Officials working at the NSC, State Department, and Department of Defense “are not happy that Jared is so powerful in foreign policy,” said one White House official. “They are expected to implement the president’s agenda, but have no input or ability to get ideas in front of Jared. It’s a one-man show and that’s creating a lot of frustration.” The installation of Dina Powell [who also has no national security experience], a confidant of Kushner’s wife Ivanka, to the NSC is said to have been orchestrated by Kushner in order to solidify his power over the foreign policy organization, sources said. This helps Kushner keep tabs on the NSC’s day-to-day operations
It seems the White House has become a family business, and those in the most powerful positions are liberal Democrats! Most of the chief economic advisors are from Goldman Sachs. I even note that Jared Kushner has been acting like a surrogate for the Secretary of State with his international meetings.
None of that seems like a business structure that naturally leads to looking out for the middle class or that sounds like there is anyone, other than the increasingly isolated Bannon, looking out for all of Trump’s conservative campaign promises, but it may help explain why we’re seeing so much slippage from those promises after the inauguration.

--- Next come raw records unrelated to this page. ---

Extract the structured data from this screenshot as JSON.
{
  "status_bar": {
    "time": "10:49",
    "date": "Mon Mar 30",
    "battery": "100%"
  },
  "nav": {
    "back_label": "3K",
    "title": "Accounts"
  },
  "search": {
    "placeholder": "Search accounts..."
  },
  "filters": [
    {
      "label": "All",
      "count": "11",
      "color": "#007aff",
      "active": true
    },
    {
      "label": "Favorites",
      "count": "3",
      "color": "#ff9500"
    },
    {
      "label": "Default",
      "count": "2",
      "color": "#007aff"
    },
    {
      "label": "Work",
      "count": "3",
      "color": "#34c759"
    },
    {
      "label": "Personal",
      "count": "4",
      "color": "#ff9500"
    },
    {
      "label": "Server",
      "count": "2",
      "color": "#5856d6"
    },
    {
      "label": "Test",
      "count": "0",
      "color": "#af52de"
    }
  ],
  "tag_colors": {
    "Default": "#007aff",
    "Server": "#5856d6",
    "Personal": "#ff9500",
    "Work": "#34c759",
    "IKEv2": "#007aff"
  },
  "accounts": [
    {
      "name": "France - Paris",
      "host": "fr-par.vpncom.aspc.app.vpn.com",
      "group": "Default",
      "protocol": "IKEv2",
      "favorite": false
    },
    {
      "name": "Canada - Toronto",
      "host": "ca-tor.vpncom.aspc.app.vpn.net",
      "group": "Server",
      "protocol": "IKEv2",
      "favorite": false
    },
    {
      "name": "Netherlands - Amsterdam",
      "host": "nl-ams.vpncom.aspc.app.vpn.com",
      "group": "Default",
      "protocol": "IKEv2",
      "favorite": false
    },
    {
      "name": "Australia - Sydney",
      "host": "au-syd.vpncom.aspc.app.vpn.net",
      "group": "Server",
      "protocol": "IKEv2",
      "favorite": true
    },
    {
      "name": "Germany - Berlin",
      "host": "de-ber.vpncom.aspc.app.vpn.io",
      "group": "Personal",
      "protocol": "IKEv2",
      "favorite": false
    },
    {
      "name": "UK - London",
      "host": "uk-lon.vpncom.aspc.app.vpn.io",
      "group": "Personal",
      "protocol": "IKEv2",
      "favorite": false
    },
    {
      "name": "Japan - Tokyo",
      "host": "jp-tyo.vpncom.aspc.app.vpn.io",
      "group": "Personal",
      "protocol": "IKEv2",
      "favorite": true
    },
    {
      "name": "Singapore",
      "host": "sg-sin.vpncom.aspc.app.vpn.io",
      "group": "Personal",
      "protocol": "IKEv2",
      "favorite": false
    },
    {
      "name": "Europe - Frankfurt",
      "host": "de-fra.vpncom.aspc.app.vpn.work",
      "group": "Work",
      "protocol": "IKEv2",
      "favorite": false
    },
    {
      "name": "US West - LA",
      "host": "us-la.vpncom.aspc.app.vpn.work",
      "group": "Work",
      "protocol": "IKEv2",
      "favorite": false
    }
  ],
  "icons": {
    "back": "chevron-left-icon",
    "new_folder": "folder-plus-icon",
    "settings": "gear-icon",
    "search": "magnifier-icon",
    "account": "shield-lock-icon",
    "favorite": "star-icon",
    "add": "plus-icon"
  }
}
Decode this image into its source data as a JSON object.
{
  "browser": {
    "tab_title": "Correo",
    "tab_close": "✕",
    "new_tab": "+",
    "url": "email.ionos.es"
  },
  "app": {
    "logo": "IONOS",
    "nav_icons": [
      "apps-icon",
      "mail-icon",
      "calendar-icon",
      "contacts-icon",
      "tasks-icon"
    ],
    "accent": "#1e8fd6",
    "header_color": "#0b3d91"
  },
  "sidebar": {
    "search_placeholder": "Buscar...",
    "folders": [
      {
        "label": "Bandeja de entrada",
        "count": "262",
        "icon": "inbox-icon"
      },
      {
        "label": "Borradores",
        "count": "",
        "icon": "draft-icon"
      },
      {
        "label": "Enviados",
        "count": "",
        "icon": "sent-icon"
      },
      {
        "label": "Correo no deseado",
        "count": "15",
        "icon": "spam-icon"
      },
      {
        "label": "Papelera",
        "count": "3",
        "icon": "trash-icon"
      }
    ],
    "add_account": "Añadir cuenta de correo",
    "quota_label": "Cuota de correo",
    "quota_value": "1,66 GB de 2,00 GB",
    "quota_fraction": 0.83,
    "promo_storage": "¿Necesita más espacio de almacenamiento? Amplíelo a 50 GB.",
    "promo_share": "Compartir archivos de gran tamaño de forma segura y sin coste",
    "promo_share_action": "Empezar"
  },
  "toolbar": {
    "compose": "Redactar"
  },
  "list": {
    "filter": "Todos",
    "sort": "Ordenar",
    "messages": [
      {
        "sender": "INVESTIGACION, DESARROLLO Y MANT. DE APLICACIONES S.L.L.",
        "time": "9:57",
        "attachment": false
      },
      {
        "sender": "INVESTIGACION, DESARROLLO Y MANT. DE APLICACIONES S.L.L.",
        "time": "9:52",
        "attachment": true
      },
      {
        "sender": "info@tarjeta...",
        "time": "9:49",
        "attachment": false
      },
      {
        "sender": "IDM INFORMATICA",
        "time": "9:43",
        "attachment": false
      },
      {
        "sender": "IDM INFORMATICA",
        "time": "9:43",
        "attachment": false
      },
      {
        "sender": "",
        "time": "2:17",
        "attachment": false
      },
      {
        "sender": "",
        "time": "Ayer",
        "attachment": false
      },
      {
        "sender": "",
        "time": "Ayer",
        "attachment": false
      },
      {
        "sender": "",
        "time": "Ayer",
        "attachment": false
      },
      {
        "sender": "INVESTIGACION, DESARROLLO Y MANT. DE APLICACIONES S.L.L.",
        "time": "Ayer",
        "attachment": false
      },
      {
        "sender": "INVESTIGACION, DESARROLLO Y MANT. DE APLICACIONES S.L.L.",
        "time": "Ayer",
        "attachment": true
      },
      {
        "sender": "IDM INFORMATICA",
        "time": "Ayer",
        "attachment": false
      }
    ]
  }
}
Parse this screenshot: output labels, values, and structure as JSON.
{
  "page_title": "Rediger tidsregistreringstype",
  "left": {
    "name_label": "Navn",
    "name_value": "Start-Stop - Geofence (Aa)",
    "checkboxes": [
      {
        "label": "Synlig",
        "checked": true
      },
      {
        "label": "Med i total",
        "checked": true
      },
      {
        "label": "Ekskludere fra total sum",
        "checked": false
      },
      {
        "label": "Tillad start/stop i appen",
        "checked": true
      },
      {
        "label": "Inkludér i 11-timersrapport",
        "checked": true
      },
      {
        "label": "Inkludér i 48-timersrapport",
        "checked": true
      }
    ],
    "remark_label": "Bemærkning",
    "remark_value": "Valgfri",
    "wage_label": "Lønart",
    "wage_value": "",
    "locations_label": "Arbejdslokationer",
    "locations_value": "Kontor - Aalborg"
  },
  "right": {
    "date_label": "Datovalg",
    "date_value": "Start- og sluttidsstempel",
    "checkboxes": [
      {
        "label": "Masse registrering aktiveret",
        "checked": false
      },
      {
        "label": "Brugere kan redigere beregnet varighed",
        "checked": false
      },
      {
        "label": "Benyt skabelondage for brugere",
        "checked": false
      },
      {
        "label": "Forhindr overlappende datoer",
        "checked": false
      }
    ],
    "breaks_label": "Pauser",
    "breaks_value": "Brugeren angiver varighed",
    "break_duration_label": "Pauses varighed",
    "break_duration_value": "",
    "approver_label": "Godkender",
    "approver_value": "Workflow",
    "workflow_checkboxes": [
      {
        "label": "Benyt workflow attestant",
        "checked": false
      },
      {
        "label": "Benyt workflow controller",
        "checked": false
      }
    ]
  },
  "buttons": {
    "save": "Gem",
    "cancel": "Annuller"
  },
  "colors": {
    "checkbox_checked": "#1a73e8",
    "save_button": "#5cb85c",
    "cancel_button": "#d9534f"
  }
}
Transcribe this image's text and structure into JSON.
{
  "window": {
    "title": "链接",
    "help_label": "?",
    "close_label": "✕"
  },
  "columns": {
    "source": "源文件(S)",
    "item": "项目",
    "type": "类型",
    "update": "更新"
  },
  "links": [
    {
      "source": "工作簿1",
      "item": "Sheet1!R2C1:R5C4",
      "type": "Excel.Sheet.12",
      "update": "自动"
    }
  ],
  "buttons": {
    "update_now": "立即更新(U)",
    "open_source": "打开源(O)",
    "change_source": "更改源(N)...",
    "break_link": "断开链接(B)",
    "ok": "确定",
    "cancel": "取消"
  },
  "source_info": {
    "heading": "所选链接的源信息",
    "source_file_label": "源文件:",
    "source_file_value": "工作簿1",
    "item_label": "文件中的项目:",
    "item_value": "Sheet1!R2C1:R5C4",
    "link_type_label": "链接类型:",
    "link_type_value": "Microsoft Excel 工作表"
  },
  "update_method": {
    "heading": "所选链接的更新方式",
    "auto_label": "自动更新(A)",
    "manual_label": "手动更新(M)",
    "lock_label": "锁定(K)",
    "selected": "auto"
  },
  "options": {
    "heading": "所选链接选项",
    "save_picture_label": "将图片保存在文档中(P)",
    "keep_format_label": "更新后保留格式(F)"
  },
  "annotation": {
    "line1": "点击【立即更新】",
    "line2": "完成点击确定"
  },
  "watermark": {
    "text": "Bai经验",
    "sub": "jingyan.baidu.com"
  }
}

Looks to me like the president drained the swamp into the White House; but, hey, at least that means the rest of Washington should be getting better. For those who are convinced that Trump is just playing an elaborate game of 4D chess, I’m sure he’s just brilliantly using the White House as a corral to round up the worst of Wall Street into one place so he can shoot them all. He’ll be making a really big announcement shortly about how he defeated Goldman Sachs, the banksters he ridiculed during his campaign when crooked Hillary was making big money just for speaking to them.